情熱を注ぐ

哲学

 生徒には一生懸命に取り組んでほしいです。

 それが大学での専門につながるかどうかは分かりません。ましてや、社会人になったときに従事する分野に直結するかどうかとなると、見当もつきません。

 しかし、何かに情熱を傾けるのはいいことです。

 情熱を燃やせる分野を持つことが、人の幸せの大きな部分を占めていると思います。

 まず、仕事に情熱が持てるのは素晴らしいことです。

 あるテニスの知り合い(全日本ベテランテニスのチャンピオン)が、仕事は生活のためにやっているだけで、何の情熱もないと言っていましたが、あまり賛同できません。

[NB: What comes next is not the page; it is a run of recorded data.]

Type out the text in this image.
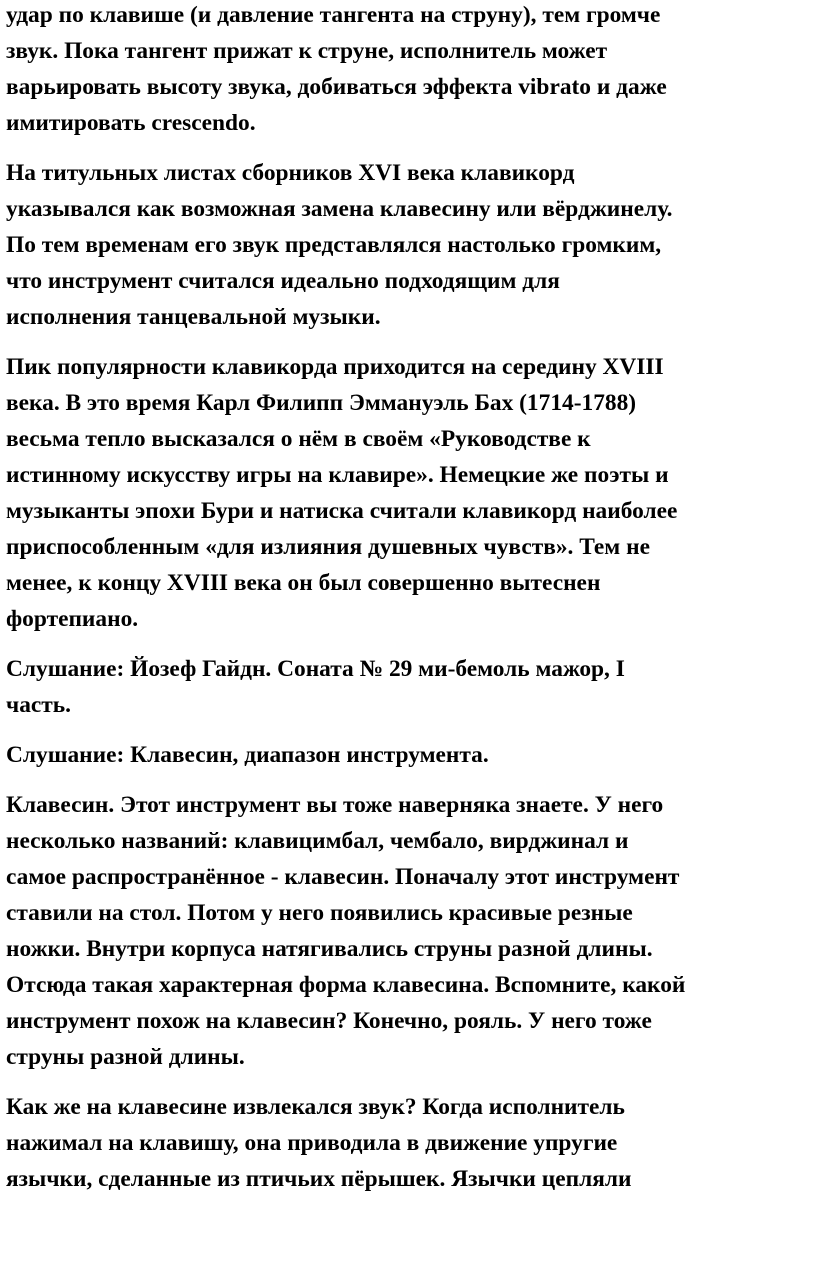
удар по клавише (и давление тангента на струну), тем громче
звук. Пока тангент прижат к струне, исполнитель может
варьировать высоту звука, добиваться эффекта vibrato и даже
имитировать crescendo.
На титульных листах сборников XVI века клавикорд
указывался как возможная замена клавесину или вёрджинелу.
По тем временам его звук представлялся настолько громким,
что инструмент считался идеально подходящим для
исполнения танцевальной музыки.
Пик популярности клавикорда приходится на середину XVIII
века. В это время Карл Филипп Эммануэль Бах (1714-1788)
весьма тепло высказался о нём в своём «Руководстве к
истинному искусству игры на клавире». Немецкие же поэты и
музыканты эпохи Бури и натиска считали клавикорд наиболее
приспособленным «для излияния душевных чувств». Тем не
менее, к концу XVIII века он был совершенно вытеснен
фортепиано.
Слушание: Йозеф Гайдн. Соната № 29 ми-бемоль мажор, I
часть.
Слушание: Клавесин, диапазон инструмента.
Клавесин. Этот инструмент вы тоже наверняка знаете. У него
несколько названий: клавицимбал, чембало, вирджинал и
самое распространённое - клавесин. Поначалу этот инструмент
ставили на стол. Потом у него появились красивые резные
ножки. Внутри корпуса натягивались струны разной длины.
Отсюда такая характерная форма клавесина. Вспомните, какой
инструмент похож на клавесин? Конечно, рояль. У него тоже
струны разной длины.
Как же на клавесине извлекался звук? Когда исполнитель
нажимал на клавишу, она приводила в движение упругие
язычки, сделанные из птичьих пёрышек. Язычки цепляли
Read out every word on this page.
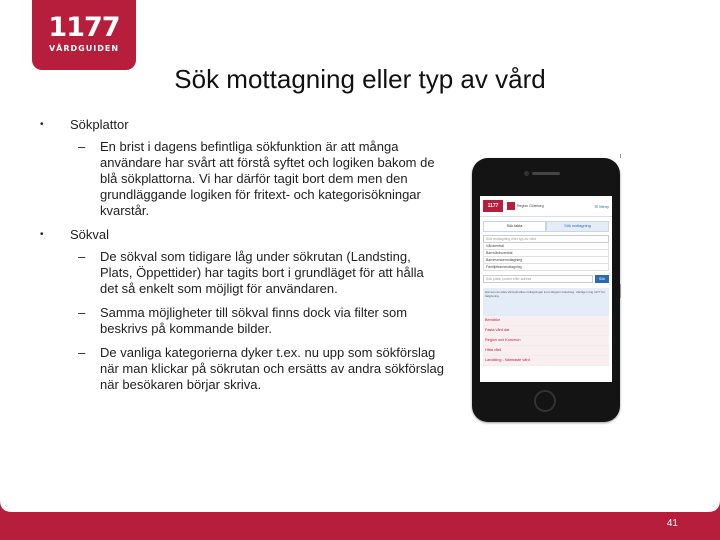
1177
VÅRDGUIDEN
Sök mottagning eller typ av vård
• Sökplattor
– En brist i dagens befintliga sökfunktion är att många användare har svårt att förstå syftet och logiken bakom de blå sökplattorna. Vi har därför tagit bort dem men den grundläggande logiken för fritext- och kategorisökningar kvarstår.
• Sökval
– De sökval som tidigare låg under sökrutan (Landsting, Plats, Öppettider) har tagits bort i grundläget för att hålla det så enkelt som möjligt för användaren.
– Samma möjligheter till sökval finns dock via filter som beskrivs på kommande bilder.
– De vanliga kategorierna dyker t.ex. nu upp som sökförslag när man klickar på sökrutan och ersätts av andra sökförslag när besökaren börjar skriva.
1177	Region Göteborg	☰ Meny
Sök fakta	Sök mottagning
Sök mottagning eller typ av vård
Vårdcentral
Barnvårdscentral
Barnmorskemottagning
Familjebarnmottagning
Sök plats, postnr eller adress	Sök
Här kan du söka vård på olika mottagningar inom Region Göteborg. Vänligen ring 1177 för rådgivning.
Bemärke
Fasta vård dat
Region och Kommun
Hitta vård
Landsting - Närmaste vård
41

 テニスをしている時間より仕事の時間の方が圧倒的に長いですから。

 私個人は20代後半に数学を教える仕事に就いた後、徐々に自分のスタイルが見えてきて、50前後でこの仕事が天職だと思えるようになりました。6冊の本(数学参考書3冊、エッセー、教育書、小説)を書いたのも、全て50以降です。

 ここで少し余談をしておくと、私自身が高校生のときは将棋のプロを目指し、文字通り寝食を忘れて将棋に打ち込みました。

 しかしあるとき、その分野で活躍するための才能が自分にないことを悟ったとき、どれだけ悲しかったでしょうか。とりあえずプロになって、普及の仕事をするのが自分には合っているのではないかと慰めを求めたこともありました。

 迷いはしましたが、最終的には奨励会退会を決意し、大学進学を目指しました。

 このとき、茫然自失とはまさにこういう状態であることを知りました。最初の3カ月ほどは、ふと気付けば将棋のことを考えていて、勉強に集中するのが非常に難しかったのです。

 一方、最も親しくしていた友人は19才でプロになり、その後しばらくしてタイトルを2つも取り、まさしく輝いているように見えました。経済的にも豊かになり、食事に出れば、稼いでいるからと言って、必ず彼がお金を出してくれました。

 要するに、今の私の仕事は最初から目指したものではなく、失意の中からやっと探し当てたようなものだったのです。その仕事にこれだけの情熱を感じるようになるとは不思議なものです。

 負け惜しみのように聞こえますが、将棋に才能がなかったことをむしろ感謝したいぐらいです。

 実際、仮に才能があって、若いころに活躍したとしても、50になってもその情熱を維持できるのだろうかと考えると、結構難しいものがあります。

 大天才羽生ですら、今、55になって、タイトルを争うような第一線では活躍できていません。もうかつての情熱を維持することができないのだと思います。

 話を戻して、仕事に情熱を持てるのは素晴らしいことです。そして、それが長く続けば続くほどいいと思います。

 それから、趣味に情熱を注ぐのも楽しいことです。

 ただし、どんな趣味でも、高みを目指して努力する過程は苦しいものです。

 私の場合、テニスとピアノに入れ込んでいますが、どちらも楽ではありません。

 何でこんなことをしているのだろうと疑問に感じるぐらいに追い詰められた後に、ようやく道が拓け、喜びをかみしめることができるのです。

 こうしてみると、大学受験は情熱を注ぐ分野を見つけるための準備運動のように見えてきます。

 クラブ活動等で疲れている中、自己管理して時間を捻出することが要求される場面もあるでしょう。

 自分の弱点と向き合い、その克服のために苦しい時期を通過することもあるでしょう。

 目標に届くかどうかのプレッシャーに耐え続ける必要があるかも知れません。

 しかし、本当に情熱を注ぐ分野を見つけたときに、こうして努力したことが意味を持ち始めます。

 数学はその後の人生で役に立つか、といったような直接的なご利益の有無を問うことには意味がないと思います。

 そういう損得を議論し始めると、英語はなくても生活できる、だとか、古文・漢文を使う場面はあるのか、といった具合にいくらでも学ばなくてもいい理由を探すことができるからです。

 もちろん、数学を学ぶことが楽しかったら一番いいと思いますが、仮に数学的真理に触れて興奮を覚えるタイプでなかったとしても、頑張ったことが後で必ず活きてくるので、一生懸命に取り組んでほしいと願っています。